Cette décision pourrait également avoir des répercussions sur les relations de Washington avec ses autres alliés dans la région. Le Japon et l’Australie, comme la Corée du Sud, sont liés aux États-Unis par des traités de sécurité, mais ont choisi de ne pas prendre part à la guerre contre l’Iran.

Selon Adam Farrar, qui a travaillé au Conseil de sécurité nationale américain sous Donald Trump comme sous Joe Biden, le Japon pourrait être particulièrement inquiet.

Adam Farrar estime que Tokyo suivra cette décision avec une réelle préoccupation. Si elle découle effectivement du mécontentement de Washington au sujet de l’Iran, la même incertitude pourrait gagner d’autres pays bénéficiant du soutien militaire américain mais refusant de participer à la guerre.

Selon lui, quelle qu’en soit la raison, une décision de dernière minute de ce type soulèvera des questions sur l’engagement des États-Unis auprès de leurs alliés asiatiques et pourrait peser sur la dissuasion.

Dans le même temps, la présence militaire américaine dans la région se réduit. Selon l’US Naval Institute, l’USS George Washington, le seul porte-avions américain actuellement déployé dans la région Asie-Pacifique, doit être envoyé au Moyen-Orient.

Les États-Unis maintiennent habituellement au moins un porte-avions dans la région. Cette présence vise notamment à dissuader la Chine et la Corée du Nord.

Trump tente de renouer le dialogue avec la Corée du Nord

Ce n’est pas la première fois que Donald Trump réduit les exercices conjoints avec la Corée du Sud. Lors de son premier mandat, il avait déjà limité ces manœuvres au moment où il négociait directement avec Kim Jong-un sur le programme nucléaire nord-coréen.

Ces discussions avaient finalement échoué sans accord.

La situation a depuis évolué. La Corée du Nord a renforcé sa coopération militaire avec la Russie et acquis de l’expérience dans les technologies de guerre modernes. Pyongyang a notamment fourni des soldats et du matériel à la Russie dans sa guerre contre l’Ukraine.

Selon des responsables militaires américains, Ulchi Freedom Shield vise précisément à prendre en compte cette menace en mutation.

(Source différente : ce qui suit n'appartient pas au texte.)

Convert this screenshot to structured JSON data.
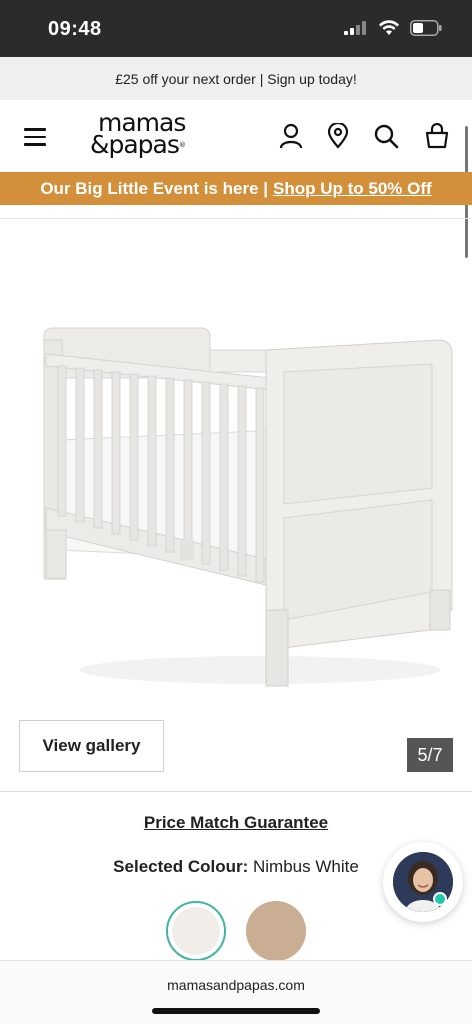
{
  "status_bar": {
    "time": "09:48",
    "icons": [
      "signal-icon",
      "wifi-icon",
      "battery-icon"
    ]
  },
  "promo": {
    "text": "£25 off your next order | Sign up today!"
  },
  "header": {
    "logo_line1": "mamas",
    "logo_line2": "&papas",
    "icons": [
      "menu-icon",
      "account-icon",
      "store-locator-icon",
      "search-icon",
      "basket-icon"
    ]
  },
  "event_banner": {
    "text": "Our Big Little Event is here |",
    "link": "Shop Up to 50% Off",
    "color": "#d38f3a"
  },
  "gallery": {
    "view_label": "View gallery",
    "counter": "5/7"
  },
  "product": {
    "price_match": "Price Match Guarantee",
    "colour_label": "Selected Colour:",
    "colour_value": "Nimbus White",
    "swatches": [
      {
        "name": "Nimbus White",
        "color": "#f1eeea",
        "selected": true
      },
      {
        "name": "Beige",
        "color": "#c9ae93",
        "selected": false
      }
    ]
  },
  "browser": {
    "url": "mamasandpapas.com"
  }
}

La Corée du Nord a notamment acquis une expérience dans l’usage des drones, tout en continuant à tester ses missiles balistiques.

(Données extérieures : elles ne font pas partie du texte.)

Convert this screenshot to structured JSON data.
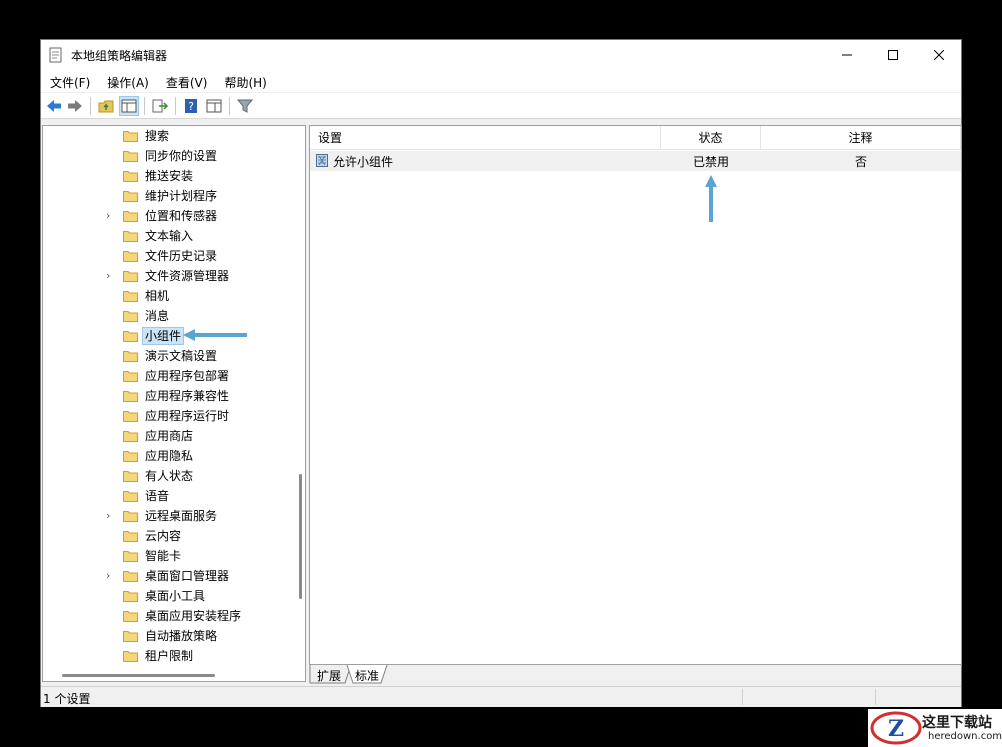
{
  "window": {
    "title": "本地组策略编辑器",
    "controls": [
      "minimize-icon",
      "maximize-icon",
      "close-icon"
    ]
  },
  "menubar": [
    "文件(F)",
    "操作(A)",
    "查看(V)",
    "帮助(H)"
  ],
  "toolbar": [
    "back-arrow-icon",
    "forward-arrow-icon",
    "up-folder-icon",
    "show-hide-tree-icon",
    "export-list-icon",
    "help-icon",
    "properties-pane-icon",
    "filter-icon"
  ],
  "tree": {
    "items": [
      {
        "label": "搜索",
        "expandable": false
      },
      {
        "label": "同步你的设置",
        "expandable": false
      },
      {
        "label": "推送安装",
        "expandable": false
      },
      {
        "label": "维护计划程序",
        "expandable": false
      },
      {
        "label": "位置和传感器",
        "expandable": true
      },
      {
        "label": "文本输入",
        "expandable": false
      },
      {
        "label": "文件历史记录",
        "expandable": false
      },
      {
        "label": "文件资源管理器",
        "expandable": true
      },
      {
        "label": "相机",
        "expandable": false
      },
      {
        "label": "消息",
        "expandable": false
      },
      {
        "label": "小组件",
        "expandable": false,
        "selected": true
      },
      {
        "label": "演示文稿设置",
        "expandable": false
      },
      {
        "label": "应用程序包部署",
        "expandable": false
      },
      {
        "label": "应用程序兼容性",
        "expandable": false
      },
      {
        "label": "应用程序运行时",
        "expandable": false
      },
      {
        "label": "应用商店",
        "expandable": false
      },
      {
        "label": "应用隐私",
        "expandable": false
      },
      {
        "label": "有人状态",
        "expandable": false
      },
      {
        "label": "语音",
        "expandable": false
      },
      {
        "label": "远程桌面服务",
        "expandable": true
      },
      {
        "label": "云内容",
        "expandable": false
      },
      {
        "label": "智能卡",
        "expandable": false
      },
      {
        "label": "桌面窗口管理器",
        "expandable": true
      },
      {
        "label": "桌面小工具",
        "expandable": false
      },
      {
        "label": "桌面应用安装程序",
        "expandable": false
      },
      {
        "label": "自动播放策略",
        "expandable": false
      },
      {
        "label": "租户限制",
        "expandable": false
      }
    ]
  },
  "list": {
    "columns": [
      "设置",
      "状态",
      "注释"
    ],
    "rows": [
      {
        "setting": "允许小组件",
        "state": "已禁用",
        "comment": "否"
      }
    ]
  },
  "tabs": [
    "扩展",
    "标准"
  ],
  "statusbar": {
    "text": "1 个设置"
  },
  "watermark": {
    "title": "这里下载站",
    "url": "heredown.com"
  },
  "colors": {
    "annotation_arrow": "#5ba3d0",
    "selection": "#cce4f7"
  }
}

Mercredi, Pyongyang a de nouveau tiré un missile balistique au large de sa côte est. Six jours plus tôt, le pays avait déjà lancé un missile à courte portée.

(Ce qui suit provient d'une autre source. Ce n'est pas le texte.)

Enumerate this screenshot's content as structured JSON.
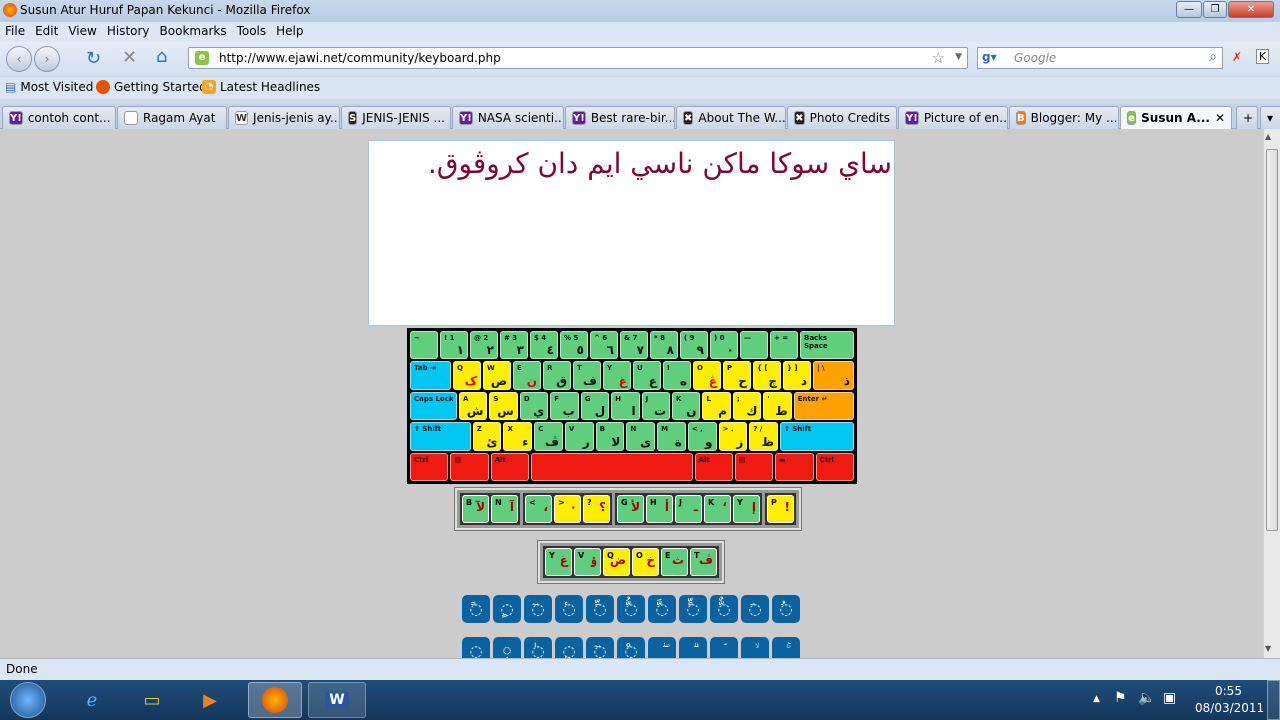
{
  "window": {
    "title": "Susun Atur Huruf Papan Kekunci - Mozilla Firefox"
  },
  "menu": [
    "File",
    "Edit",
    "View",
    "History",
    "Bookmarks",
    "Tools",
    "Help"
  ],
  "nav": {
    "url": "http://www.ejawi.net/community/keyboard.php",
    "search_placeholder": "Google"
  },
  "bookmarks": [
    "Most Visited",
    "Getting Started",
    "Latest Headlines"
  ],
  "tabs": [
    {
      "label": "contoh cont...",
      "icon": "Y!",
      "color": "#6a1b9a"
    },
    {
      "label": "Ragam Ayat",
      "icon": "",
      "color": "#ffffff"
    },
    {
      "label": "Jenis-jenis ay...",
      "icon": "W",
      "color": "#ffffff"
    },
    {
      "label": "JENIS-JENIS ...",
      "icon": "S",
      "color": "#222222"
    },
    {
      "label": "NASA scienti...",
      "icon": "Y!",
      "color": "#6a1b9a"
    },
    {
      "label": "Best rare-bir...",
      "icon": "Y!",
      "color": "#6a1b9a"
    },
    {
      "label": "About The W...",
      "icon": "✖",
      "color": "#222222"
    },
    {
      "label": "Photo Credits",
      "icon": "✖",
      "color": "#222222"
    },
    {
      "label": "Picture of en...",
      "icon": "Y!",
      "color": "#6a1b9a"
    },
    {
      "label": "Blogger: My ...",
      "icon": "B",
      "color": "#f57c00"
    },
    {
      "label": "Susun A...",
      "icon": "e",
      "color": "#8bc34a",
      "active": true
    }
  ],
  "editor": {
    "text": "ساي سوكا ماکن ناسي ايم دان کروڤوق."
  },
  "colors": {
    "green": "#5fcf7e",
    "yellow": "#ffee00",
    "blue": "#00c6f2",
    "orange": "#ffa200",
    "red": "#f01a10"
  },
  "keyboard": [
    [
      {
        "t": "~",
        "a": "",
        "c": "green"
      },
      {
        "t": "! 1",
        "a": "١",
        "c": "green"
      },
      {
        "t": "@ 2",
        "a": "٢",
        "c": "green"
      },
      {
        "t": "# 3",
        "a": "٣",
        "c": "green"
      },
      {
        "t": "$ 4",
        "a": "٤",
        "c": "green"
      },
      {
        "t": "% 5",
        "a": "٥",
        "c": "green"
      },
      {
        "t": "^ 6",
        "a": "٦",
        "c": "green"
      },
      {
        "t": "& 7",
        "a": "٧",
        "c": "green"
      },
      {
        "t": "* 8",
        "a": "٨",
        "c": "green"
      },
      {
        "t": "( 9",
        "a": "٩",
        "c": "green"
      },
      {
        "t": ") 0",
        "a": "٠",
        "c": "green"
      },
      {
        "t": "—",
        "a": "",
        "c": "green"
      },
      {
        "t": "+ =",
        "a": "",
        "c": "green"
      },
      {
        "t": "Backs Space",
        "a": "",
        "c": "green",
        "w": 2
      }
    ],
    [
      {
        "t": "Tab ⇥",
        "a": "",
        "c": "blue",
        "w": 1.5
      },
      {
        "t": "Q",
        "a": "ک",
        "c": "yellow",
        "r": 1
      },
      {
        "t": "W",
        "a": "ص",
        "c": "yellow"
      },
      {
        "t": "E",
        "a": "ن",
        "c": "green",
        "r": 1
      },
      {
        "t": "R",
        "a": "ق",
        "c": "green"
      },
      {
        "t": "T",
        "a": "ف",
        "c": "green"
      },
      {
        "t": "Y",
        "a": "غ",
        "c": "green",
        "r": 1
      },
      {
        "t": "U",
        "a": "ع",
        "c": "green"
      },
      {
        "t": "I",
        "a": "ه",
        "c": "green"
      },
      {
        "t": "O",
        "a": "ڠ",
        "c": "yellow",
        "r": 1
      },
      {
        "t": "P",
        "a": "ح",
        "c": "yellow"
      },
      {
        "t": "{ [",
        "a": "چ",
        "c": "yellow"
      },
      {
        "t": "} ]",
        "a": "د",
        "c": "yellow"
      },
      {
        "t": "| \\",
        "a": "ذ",
        "c": "orange",
        "w": 1.5
      }
    ],
    [
      {
        "t": "Caps Lock",
        "a": "",
        "c": "blue",
        "w": 1.7
      },
      {
        "t": "A",
        "a": "ش",
        "c": "yellow"
      },
      {
        "t": "S",
        "a": "س",
        "c": "yellow"
      },
      {
        "t": "D",
        "a": "ي",
        "c": "green"
      },
      {
        "t": "F",
        "a": "ب",
        "c": "green"
      },
      {
        "t": "G",
        "a": "ل",
        "c": "green"
      },
      {
        "t": "H",
        "a": "ا",
        "c": "green"
      },
      {
        "t": "J",
        "a": "ت",
        "c": "green"
      },
      {
        "t": "K",
        "a": "ن",
        "c": "green"
      },
      {
        "t": "L",
        "a": "م",
        "c": "yellow"
      },
      {
        "t": ";",
        "a": "ك",
        "c": "yellow"
      },
      {
        "t": "'",
        "a": "ط",
        "c": "yellow"
      },
      {
        "t": "Enter ↵",
        "a": "",
        "c": "orange",
        "w": 2.2
      }
    ],
    [
      {
        "t": "⇧ Shift",
        "a": "",
        "c": "blue",
        "w": 2.2
      },
      {
        "t": "Z",
        "a": "ئ",
        "c": "yellow"
      },
      {
        "t": "X",
        "a": "ء",
        "c": "yellow"
      },
      {
        "t": "C",
        "a": "ڤ",
        "c": "green"
      },
      {
        "t": "V",
        "a": "ر",
        "c": "green"
      },
      {
        "t": "B",
        "a": "لا",
        "c": "green"
      },
      {
        "t": "N",
        "a": "ى",
        "c": "green"
      },
      {
        "t": "M",
        "a": "ة",
        "c": "green"
      },
      {
        "t": "< ,",
        "a": "و",
        "c": "green"
      },
      {
        "t": "> .",
        "a": "ز",
        "c": "yellow"
      },
      {
        "t": "? /",
        "a": "ظ",
        "c": "yellow"
      },
      {
        "t": "⇧ Shift",
        "a": "",
        "c": "blue",
        "w": 2.7
      }
    ],
    [
      {
        "t": "Ctrl",
        "a": "",
        "c": "red",
        "w": 1.3
      },
      {
        "t": "▤",
        "a": "",
        "c": "red",
        "w": 1.3
      },
      {
        "t": "Alt",
        "a": "",
        "c": "red",
        "w": 1.3
      },
      {
        "t": "",
        "a": "",
        "c": "red",
        "w": 5.7
      },
      {
        "t": "Alt",
        "a": "",
        "c": "red",
        "w": 1.3
      },
      {
        "t": "▤",
        "a": "",
        "c": "red",
        "w": 1.3
      },
      {
        "t": "▬",
        "a": "",
        "c": "red",
        "w": 1.3
      },
      {
        "t": "Ctrl",
        "a": "",
        "c": "red",
        "w": 1.3
      }
    ]
  ],
  "shift_strip": [
    [
      {
        "t": "B",
        "a": "لآ",
        "c": "green"
      },
      {
        "t": "N",
        "a": "آ",
        "c": "green"
      }
    ],
    [
      {
        "t": "<",
        "a": "،",
        "c": "green"
      },
      {
        "t": ">",
        "a": "٠",
        "c": "yellow"
      },
      {
        "t": "?",
        "a": "؟",
        "c": "yellow"
      }
    ],
    [
      {
        "t": "G",
        "a": "لأ",
        "c": "green"
      },
      {
        "t": "H",
        "a": "أ",
        "c": "green"
      },
      {
        "t": "J",
        "a": "ـ",
        "c": "green"
      },
      {
        "t": "K",
        "a": "‘",
        "c": "green"
      },
      {
        "t": "Y",
        "a": "إ",
        "c": "green"
      }
    ],
    [
      {
        "t": "P",
        "a": "!",
        "c": "yellow"
      }
    ]
  ],
  "extra_strip": [
    {
      "t": "Y",
      "a": "غ",
      "c": "green"
    },
    {
      "t": "V",
      "a": "ۏ",
      "c": "green"
    },
    {
      "t": "Q",
      "a": "ض",
      "c": "yellow"
    },
    {
      "t": "O",
      "a": "خ",
      "c": "yellow"
    },
    {
      "t": "E",
      "a": "ث",
      "c": "green"
    },
    {
      "t": "T",
      "a": "ڤ",
      "c": "green"
    }
  ],
  "diacritics_row1": [
    "◌ً",
    "◌ٍ",
    "◌ٓ",
    "◌ٔ",
    "◌ِّ",
    "◌ُّ",
    "◌َّ",
    "◌ٍّ",
    "◌ٌّ",
    "◌َ",
    "◌ُ"
  ],
  "diacritics_row2": [
    "◌",
    "◌ٖ",
    "◌ٰ",
    "◌ٕ",
    "◌ٓ",
    "◌ْ",
    "ۖ",
    "ۗ",
    "ۘ",
    "ۙ",
    "ۚ"
  ],
  "status": {
    "text": "Done"
  },
  "clock": {
    "time": "0:55",
    "date": "08/03/2011"
  }
}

De son côté, la Corée du Nord s’oppose depuis des années aux exercices conjoints des États-Unis et de la Corée du Sud. Pyongyang les considère comme une menace et a de nouveau averti vendredi qu’elle renforcerait sa dissuasion militaire si la menace s’intensifiait.

Dans le même temps, le président sud-coréen Lee Jae Myung cherche au contraire à apaiser les tensions. Samedi, il a appelé à de nouvelles discussions avec la Corée du Nord et promis d’engager des mesures en faveur d’une coexistence pacifique dans la péninsule coréenne.

Donald Trump semble lui aussi intéressé par une nouvelle tentative de négociation avec Kim Jong-un. Selon Jeremy Chan, d’Eurasia Group, le président américain considère toujours la Corée du Nord comme un dossier inachevé et veut tenter à nouveau de parvenir directement à des arrangements avec Kim.

Reste à savoir si Kim Jong-un y est encore disposé. Grâce au soutien de la Russie, le dirigeant nord-coréen se trouve, selon des analystes, dans une position plus favorable que lors du premier mandat de Donald Trump et n’a jusqu’ici montré que peu d’intérêt pour de nouvelles négociations.